Insights

European Money Market Fund (MMF) Reform Update

The European Standards Market Authority and the European Systemic Risk Board published recommendations on EU money market fund reform in Q1 of this year. We don’t foresee any substantial changes for investors till 2024, however there are a number of key elements that investors should start thinking about. Here we explore the proposed changes and what these mean for cash investors.



In Q1 of this year, the European Standards Market Authority (ESMA) and the European Systemic Risk Board (ESRB) published recommendations on EU money market fund (MMF) reform. The European Commission is reviewing the input received on these recommendations and is preparing a legislative proposal (expected in Q3) for a formal review of EU money market fund regulations (MMFR). This proposal will trigger a round of legislative discussions and positioning; a final agreement would not be expected before Q1 2024. Any such agreement would likely also include an implementation period.

This all means that, for State Street Global Advisors’ MMF investors, there will be no substantial changes for at least two years. However, there are a number of issues that investors should begin thinking about.
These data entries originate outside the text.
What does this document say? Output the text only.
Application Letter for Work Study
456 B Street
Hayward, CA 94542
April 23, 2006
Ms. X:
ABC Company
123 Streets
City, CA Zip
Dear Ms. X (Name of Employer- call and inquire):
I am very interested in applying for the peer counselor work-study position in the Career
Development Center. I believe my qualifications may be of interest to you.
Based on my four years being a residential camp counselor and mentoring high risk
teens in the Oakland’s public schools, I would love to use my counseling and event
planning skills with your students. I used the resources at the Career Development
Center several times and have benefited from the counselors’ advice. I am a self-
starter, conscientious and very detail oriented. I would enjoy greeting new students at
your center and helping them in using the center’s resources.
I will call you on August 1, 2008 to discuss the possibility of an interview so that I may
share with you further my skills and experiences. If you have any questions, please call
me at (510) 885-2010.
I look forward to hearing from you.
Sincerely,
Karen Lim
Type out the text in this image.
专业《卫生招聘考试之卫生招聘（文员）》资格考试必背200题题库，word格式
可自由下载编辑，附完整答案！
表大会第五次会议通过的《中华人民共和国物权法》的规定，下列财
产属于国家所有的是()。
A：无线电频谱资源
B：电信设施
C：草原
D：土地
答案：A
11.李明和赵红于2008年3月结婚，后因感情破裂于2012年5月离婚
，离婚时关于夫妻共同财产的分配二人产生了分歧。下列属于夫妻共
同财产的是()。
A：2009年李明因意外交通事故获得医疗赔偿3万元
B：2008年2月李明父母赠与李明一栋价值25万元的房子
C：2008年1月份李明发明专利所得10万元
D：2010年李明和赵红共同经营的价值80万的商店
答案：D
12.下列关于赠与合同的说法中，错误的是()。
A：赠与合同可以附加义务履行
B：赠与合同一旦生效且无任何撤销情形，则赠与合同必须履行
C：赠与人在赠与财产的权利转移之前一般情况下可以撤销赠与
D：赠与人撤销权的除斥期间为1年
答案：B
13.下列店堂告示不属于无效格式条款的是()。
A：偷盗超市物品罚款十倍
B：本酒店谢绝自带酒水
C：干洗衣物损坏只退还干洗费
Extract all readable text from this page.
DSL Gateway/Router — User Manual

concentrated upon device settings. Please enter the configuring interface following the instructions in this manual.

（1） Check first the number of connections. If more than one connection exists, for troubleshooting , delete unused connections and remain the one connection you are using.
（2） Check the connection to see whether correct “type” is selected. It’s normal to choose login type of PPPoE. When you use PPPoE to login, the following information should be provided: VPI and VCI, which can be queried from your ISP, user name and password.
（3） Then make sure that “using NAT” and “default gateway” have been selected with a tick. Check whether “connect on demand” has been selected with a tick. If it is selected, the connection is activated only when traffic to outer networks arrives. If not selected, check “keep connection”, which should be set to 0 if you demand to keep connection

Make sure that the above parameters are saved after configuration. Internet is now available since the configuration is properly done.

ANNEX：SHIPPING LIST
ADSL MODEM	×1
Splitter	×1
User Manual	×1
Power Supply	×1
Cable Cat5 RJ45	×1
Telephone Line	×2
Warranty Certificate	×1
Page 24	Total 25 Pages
Most significantly, the changes as recommended by ESMA and the ESRB would lead to the loss of stable net asset value (NAV) for the existing low volatility NAV (LVNAV) funds — i.e., the ability to price money market funds at $1.00, £1.00 or €1.00 — which would introduce price volatility into the MMF space. The recommended abolition of amortised cost accounting for the majority of assets and the abolition of the ability to round to two decimal points would both contribute to price volatility. Thus, the current LVNAV fund structure would cease to exist — it would become a variable NAV (VNAV) fund structure. Post-implementation, differing VNAV MMFs will likely be offered as a result, featuring different risk profiles, e.g.:

  • A new short-term VNAV fund structure (evolved from the legacy LVNAV fund structure) will be created, though investors will likely need to make system enhancements and changes to internal reporting due to the loss of the $1/£1/€1 pricing mechanism. This type of fund will continue to have high liquidity levels, though it is unclear if a short-term VNAV will be classified as a cash/cash equivalent (this is a key point that the MMF industry will lobby for). We would encourage all investors to have an initial conversation with their accounting partners to seek clarity on this issue.
  • Public debt MMFs might also be a consideration for investors. But little choice of sizeable funds in USD, and no availability in EUR and GBP, may limit availability.

In sum, we think that most European MMF investors will need to begin to get comfortable with the new short-term VNAV structure and its accounting, pricing, and reporting implications. On a positive note, the ESMA/ESRB proposal removes the cliff-edge effect we saw play out in 2020 between liquidity levels and fees/gates, which is advantageous for investors and market liquidity. Also, managers will likely be offered a larger choice of liquidity management tools and buffers to use during times of market stress.